531 thoughts on “About Philip”

  1. Having spent 33 days in a hospital was something I needed to be able to visit people in the hospital. There was a time when a 76 year old man told me the doctors told him he had a 25% chance of living. I visited him each day trying to listen and encourage him. I walked into the waiting room where he was just before surgery and spoke with him. Nobody was saying a word and looked hopeless. I spoke with him and he was very anxious. I told him to let the doctors do the surgery and to trust God for the outcome. He immediately calmed down. His family was shocked I said that. The nurses told me they were waiting for him to calm down. As I left they thanked me. The next time I saw him he cried. Before that time people saw him as grump but after that time he was a changed man. He became grateful. He lived for almost 15 years.

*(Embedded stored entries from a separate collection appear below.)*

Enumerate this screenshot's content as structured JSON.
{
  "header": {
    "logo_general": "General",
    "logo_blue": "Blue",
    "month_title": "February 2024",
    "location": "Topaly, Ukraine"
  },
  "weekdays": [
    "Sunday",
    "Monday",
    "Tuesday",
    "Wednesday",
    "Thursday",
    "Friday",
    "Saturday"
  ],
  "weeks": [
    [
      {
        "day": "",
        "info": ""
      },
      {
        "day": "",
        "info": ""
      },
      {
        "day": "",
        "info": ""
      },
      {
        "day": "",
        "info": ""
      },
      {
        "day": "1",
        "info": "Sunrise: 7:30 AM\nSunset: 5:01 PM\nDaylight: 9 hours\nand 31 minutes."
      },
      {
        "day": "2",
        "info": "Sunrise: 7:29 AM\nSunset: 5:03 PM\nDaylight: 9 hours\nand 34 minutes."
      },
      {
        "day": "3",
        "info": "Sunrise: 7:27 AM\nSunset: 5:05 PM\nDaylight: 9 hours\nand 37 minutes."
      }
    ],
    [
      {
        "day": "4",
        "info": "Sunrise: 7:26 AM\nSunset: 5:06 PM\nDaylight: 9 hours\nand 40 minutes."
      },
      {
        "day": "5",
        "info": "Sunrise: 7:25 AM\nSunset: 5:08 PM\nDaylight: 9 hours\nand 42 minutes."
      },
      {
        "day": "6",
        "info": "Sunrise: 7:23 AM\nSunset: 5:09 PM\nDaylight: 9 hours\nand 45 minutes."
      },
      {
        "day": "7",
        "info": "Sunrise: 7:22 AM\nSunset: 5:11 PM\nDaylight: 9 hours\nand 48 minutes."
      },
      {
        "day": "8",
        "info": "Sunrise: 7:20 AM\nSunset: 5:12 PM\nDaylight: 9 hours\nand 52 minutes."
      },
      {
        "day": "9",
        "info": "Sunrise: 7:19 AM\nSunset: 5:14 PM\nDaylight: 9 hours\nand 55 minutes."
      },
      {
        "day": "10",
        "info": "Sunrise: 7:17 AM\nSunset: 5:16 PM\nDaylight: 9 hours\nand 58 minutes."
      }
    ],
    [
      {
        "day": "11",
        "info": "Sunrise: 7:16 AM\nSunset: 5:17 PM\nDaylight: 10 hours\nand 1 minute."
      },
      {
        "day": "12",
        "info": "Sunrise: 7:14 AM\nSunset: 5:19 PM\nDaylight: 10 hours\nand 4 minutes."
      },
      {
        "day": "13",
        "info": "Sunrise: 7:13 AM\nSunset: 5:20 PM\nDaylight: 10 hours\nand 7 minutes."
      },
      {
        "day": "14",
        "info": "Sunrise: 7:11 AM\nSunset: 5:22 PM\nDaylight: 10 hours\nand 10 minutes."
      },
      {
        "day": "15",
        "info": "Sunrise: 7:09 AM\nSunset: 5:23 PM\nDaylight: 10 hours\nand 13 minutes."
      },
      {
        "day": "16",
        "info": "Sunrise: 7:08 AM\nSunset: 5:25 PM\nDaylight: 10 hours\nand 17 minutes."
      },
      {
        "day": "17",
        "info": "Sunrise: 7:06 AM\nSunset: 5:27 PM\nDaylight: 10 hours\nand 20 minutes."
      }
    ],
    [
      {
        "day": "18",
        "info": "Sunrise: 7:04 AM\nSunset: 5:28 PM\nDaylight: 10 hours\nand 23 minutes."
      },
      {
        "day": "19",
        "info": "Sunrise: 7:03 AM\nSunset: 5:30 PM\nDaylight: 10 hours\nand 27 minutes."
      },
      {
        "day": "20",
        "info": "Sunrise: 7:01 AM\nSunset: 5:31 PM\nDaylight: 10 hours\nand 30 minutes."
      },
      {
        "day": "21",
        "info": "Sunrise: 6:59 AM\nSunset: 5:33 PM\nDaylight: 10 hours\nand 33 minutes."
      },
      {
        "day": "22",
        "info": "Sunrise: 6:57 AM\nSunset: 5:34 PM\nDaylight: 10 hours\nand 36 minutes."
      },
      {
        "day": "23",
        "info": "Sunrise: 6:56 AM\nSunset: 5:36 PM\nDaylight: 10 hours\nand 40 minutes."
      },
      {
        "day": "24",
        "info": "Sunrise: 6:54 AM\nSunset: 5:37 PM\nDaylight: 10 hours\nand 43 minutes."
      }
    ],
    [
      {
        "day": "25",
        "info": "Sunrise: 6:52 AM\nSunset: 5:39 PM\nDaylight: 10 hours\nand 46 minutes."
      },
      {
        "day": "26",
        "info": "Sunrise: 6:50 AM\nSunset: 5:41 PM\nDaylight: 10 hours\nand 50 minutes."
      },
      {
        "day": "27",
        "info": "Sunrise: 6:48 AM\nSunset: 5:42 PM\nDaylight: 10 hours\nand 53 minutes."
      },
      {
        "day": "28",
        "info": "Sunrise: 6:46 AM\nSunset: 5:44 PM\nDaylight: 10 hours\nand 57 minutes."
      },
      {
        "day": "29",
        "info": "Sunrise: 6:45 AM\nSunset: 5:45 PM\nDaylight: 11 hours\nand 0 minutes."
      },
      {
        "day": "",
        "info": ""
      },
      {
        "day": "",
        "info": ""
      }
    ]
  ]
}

  2. I would be curious to know what (if anything) you make of the Jordan Peterson phenomenon. In some of your books you’ve written perceptively about the lingering impact of Christianity on our post-Christian culture through organizations like Amnesty International and Alcoholics Anonymous. Is Peterson something similar? I don’t know what to make of him myself. He’s obviously not a Christian (it’s not even clear he believes in God) but he clearly takes the Bible seriously, and it’s refreshing to see that from someone in the elite. Is he a ‘noble pagan’ like the Church Fathers viewed Plato and Aristotle?

  3. I don’t know enough to comment very lucidly. I’ve seen interviews in which he broke down in tears speaking of Jesus, and another in which he paused quite some time before answering that, No, he did not believe in Jesus’ bodily resurrection. I liken him to one of the philosophers Paul addressed so wisely in Acts 17–only, of course, Peterson is already familiar with the Christian story. He builds on a wide Christian base, and I’m sure he knows that. Reminds me of Tom Holland’s book Dominion, which credits Christianity for most of the good things in Western Civilization, while not buying into the underlying story.